Bam AziziMakes sense.
Competition Heats Up In Consumer Fintech
Bam AziziUm let's talk a little bit more about the space. Now we're hearing that a lot of companies are building new banks on top of blockchain, Erebor, Dakota, and many, many other companies that they're building. Um I I've heard um Ethena is another one. Like we we also have a lot of credit card, like crypto card, crypto back card companies like Cost, Rita Pay. Uh seems like there is a big competition heating up on the consumer side. Uh, do you think uh that would impact how um the cons the crypto works for the consumer? Do you think uh naturally this competition will make things easier? Because now we have many different stable coins, many different tokens, different networks. How would you see that uh user experience evolve uh as we're seeing this competition heating up?
Henri SternYeah, it's a great question. I am well I'm very happy that you named the a number of Purbi customers as part of that that wind up. So we're very excited to see all the work that's happening there. And frankly, I think uh we're headed towards very, very bright future for the end user and for the consumer for having so much option. I think what's happening is uh the competition in the space is going to give rise to uh both incredible like fintech super apps that are able to do what hasn't been seen in the West all that much in really exciting ways, and like pretty incredible specialization, especially as you know, you can kind of get software on tap these days with AI. Uh now, I I think there's a lot of caveats here around the security of the systems that you're building and so on. But the point is um it'll mean that you can get really the right product for you in a way that wouldn't have been possible before. So a lot easier to build really good fintech experiences on secure Rails if as we move forward. Um you're right that there's increased fragmentation, but I actually think that what we're seeing is a move towards a lot of these traditionally non-crypto companies to pick a stack and kind of stick to it. And so what I think we're gonna see is an evolution of the underlying infrastructure to marry and kind of bridge these uh these different infrastructure choices together. So, for example, I'm friends with uh uh Sam Broner, who started the new money company. They're building a stablecoin uh clearinghouse. And I think you'll start to see the emergence of, you know, this is what Bridge does in many ways with orchestration. Um, this is what you guys do with with payments acceptance as does as does Stripe. And and this is part of the point of preview with wallets and being able to do it cross-chain. We'll see infrastructure that basically allows uh the stack and the fragmentation to get married and whittled down so it doesn't impact the end user, and the user will kind of see actually the disappearance of all of these knobs and settings, even though the developer has access to them.

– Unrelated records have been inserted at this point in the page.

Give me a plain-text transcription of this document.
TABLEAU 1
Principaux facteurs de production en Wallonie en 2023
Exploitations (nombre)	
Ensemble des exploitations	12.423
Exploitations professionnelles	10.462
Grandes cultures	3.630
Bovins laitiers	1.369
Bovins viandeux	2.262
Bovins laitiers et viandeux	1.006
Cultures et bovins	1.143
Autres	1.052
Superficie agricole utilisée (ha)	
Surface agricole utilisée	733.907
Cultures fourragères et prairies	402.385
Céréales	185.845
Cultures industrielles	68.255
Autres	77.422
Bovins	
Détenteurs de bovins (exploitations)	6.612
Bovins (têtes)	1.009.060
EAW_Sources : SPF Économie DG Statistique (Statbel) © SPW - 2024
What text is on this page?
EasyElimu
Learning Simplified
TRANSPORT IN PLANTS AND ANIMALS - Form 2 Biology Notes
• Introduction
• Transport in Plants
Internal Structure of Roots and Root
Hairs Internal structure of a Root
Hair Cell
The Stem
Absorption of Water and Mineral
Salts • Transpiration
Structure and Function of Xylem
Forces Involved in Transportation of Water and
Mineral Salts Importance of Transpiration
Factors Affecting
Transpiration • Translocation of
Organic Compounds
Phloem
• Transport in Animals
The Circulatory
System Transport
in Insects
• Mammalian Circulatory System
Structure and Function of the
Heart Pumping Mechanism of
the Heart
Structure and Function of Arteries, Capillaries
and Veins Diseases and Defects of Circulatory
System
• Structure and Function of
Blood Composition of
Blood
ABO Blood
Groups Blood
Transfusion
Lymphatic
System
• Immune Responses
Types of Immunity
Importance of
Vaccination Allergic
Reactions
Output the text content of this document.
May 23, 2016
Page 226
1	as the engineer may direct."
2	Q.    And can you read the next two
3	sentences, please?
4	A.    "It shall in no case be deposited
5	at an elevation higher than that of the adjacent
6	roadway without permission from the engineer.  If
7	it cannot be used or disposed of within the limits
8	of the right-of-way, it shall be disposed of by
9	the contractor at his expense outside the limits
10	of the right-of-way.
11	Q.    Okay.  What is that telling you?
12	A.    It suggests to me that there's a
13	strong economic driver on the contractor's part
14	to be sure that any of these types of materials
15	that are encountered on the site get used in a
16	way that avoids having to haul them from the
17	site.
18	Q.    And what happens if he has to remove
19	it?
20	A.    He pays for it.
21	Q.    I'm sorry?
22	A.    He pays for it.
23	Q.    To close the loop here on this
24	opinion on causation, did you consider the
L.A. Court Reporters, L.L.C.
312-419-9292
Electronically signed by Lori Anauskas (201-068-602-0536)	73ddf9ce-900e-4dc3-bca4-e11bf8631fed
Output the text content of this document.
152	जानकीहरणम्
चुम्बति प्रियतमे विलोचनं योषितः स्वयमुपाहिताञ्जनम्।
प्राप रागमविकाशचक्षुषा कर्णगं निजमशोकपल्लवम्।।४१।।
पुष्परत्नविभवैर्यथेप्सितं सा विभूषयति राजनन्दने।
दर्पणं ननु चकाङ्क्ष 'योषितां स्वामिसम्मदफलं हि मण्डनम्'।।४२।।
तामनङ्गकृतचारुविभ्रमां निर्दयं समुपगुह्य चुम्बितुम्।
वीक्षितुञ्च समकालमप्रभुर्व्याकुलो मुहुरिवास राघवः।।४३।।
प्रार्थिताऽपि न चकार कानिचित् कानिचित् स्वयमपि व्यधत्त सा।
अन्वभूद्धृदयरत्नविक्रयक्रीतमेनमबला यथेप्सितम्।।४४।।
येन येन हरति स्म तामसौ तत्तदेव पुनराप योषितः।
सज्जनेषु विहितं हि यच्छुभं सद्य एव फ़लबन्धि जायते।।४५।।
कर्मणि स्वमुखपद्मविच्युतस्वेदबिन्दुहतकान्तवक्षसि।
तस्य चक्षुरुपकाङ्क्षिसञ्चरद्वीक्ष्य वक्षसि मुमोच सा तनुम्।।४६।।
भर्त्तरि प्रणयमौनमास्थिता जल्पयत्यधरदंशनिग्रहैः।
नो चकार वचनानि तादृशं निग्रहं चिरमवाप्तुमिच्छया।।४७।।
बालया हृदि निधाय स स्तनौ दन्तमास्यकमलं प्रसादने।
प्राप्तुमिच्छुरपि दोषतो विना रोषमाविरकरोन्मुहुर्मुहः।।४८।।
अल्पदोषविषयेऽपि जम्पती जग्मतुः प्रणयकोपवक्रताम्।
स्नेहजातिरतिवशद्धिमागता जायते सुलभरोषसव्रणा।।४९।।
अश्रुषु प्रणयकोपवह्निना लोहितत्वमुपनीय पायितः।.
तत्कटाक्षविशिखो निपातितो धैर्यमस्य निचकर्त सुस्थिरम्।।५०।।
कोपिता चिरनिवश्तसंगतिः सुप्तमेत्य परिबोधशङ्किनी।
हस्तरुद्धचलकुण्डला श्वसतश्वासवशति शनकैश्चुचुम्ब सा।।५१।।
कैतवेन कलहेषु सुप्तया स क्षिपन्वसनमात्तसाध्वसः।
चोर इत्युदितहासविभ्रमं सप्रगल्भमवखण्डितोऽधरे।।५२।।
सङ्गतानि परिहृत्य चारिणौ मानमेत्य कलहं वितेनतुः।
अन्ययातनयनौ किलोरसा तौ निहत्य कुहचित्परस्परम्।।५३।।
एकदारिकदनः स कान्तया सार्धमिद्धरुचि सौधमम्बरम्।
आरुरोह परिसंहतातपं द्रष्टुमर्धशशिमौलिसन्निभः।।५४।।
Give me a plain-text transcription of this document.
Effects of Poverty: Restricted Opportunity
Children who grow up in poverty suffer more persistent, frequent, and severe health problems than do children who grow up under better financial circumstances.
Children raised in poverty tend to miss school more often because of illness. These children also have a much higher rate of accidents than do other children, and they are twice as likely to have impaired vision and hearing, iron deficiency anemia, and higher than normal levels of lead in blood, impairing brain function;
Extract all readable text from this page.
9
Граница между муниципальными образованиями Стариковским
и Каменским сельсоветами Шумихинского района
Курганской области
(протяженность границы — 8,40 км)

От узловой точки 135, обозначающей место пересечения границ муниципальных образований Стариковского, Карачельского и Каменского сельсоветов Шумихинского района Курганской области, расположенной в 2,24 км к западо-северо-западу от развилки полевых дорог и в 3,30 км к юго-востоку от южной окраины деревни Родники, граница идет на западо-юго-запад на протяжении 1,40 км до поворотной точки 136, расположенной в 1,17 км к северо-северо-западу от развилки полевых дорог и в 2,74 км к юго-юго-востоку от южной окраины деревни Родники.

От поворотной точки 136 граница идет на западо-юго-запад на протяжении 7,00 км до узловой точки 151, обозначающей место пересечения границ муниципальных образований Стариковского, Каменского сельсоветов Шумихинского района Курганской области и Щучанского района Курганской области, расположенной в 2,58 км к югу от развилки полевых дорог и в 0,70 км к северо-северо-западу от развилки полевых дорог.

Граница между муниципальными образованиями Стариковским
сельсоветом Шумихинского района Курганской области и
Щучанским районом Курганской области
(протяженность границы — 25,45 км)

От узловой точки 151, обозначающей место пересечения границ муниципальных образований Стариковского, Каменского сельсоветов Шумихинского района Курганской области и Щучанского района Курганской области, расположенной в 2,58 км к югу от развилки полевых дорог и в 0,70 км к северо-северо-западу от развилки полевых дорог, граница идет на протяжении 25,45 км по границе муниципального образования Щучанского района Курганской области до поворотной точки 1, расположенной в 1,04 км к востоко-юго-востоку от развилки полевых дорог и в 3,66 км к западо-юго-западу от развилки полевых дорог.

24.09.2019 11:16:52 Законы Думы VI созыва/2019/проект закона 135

Wallets Evolve Into Digital Asset Accounts
Bam AziziYou think wallet would disappear, like in the sense that we know wallets?
Henri SternUh yes and no. I think I think wallet in the sense that, well, actually. Yes, no, and no. I'll give you three responses. I think wallets in I I think that I think wallets in the MetaMask Phantom Rainbow sense of the word uh is a really unique product shape that's uniquely well suited to a number of extremely important customers. And I don't think that's going away anytime. Uh, and so I think that'll remain. However, I think we'll see massive expansion of the market through wallets that live within products. And obviously, I have a stake in this game, but I uh I I think embedded wallets basically are going to continue to grow. And in that sense, I think more people, and we're already seeing this, will use stable coins than they know. And um they'll be able to uh uh use it as part of this wallet construct that goes far beyond a typical crypto wallet without um without having to know about it. So I think I think basically actually there will be more things that kind of look like what we see crypto wallets as out in the world, but they won't look like the crypto wallets of today. Well, at sessions last week, uh we unveiled um this thing called digital asset accounts. And basically, digital asset accounts is something that we've been building for a while at Privy, and this is a higher level abstraction on top of wallets where you can have wallets that are multi-chain, that have multiple custody types, so they can be self-custodial and they can have a custodian under hood across the different chains that you're operating on, that can plug directly into orchestration rails, that can plug directly into bridging and swapping and earn and yield and so on and so forth. And so, like all of these things will be packaged together so that this wallet becomes much more powerful than it used to be, but it remains a modular piece of infrastructure where you can plug the components that you want into it.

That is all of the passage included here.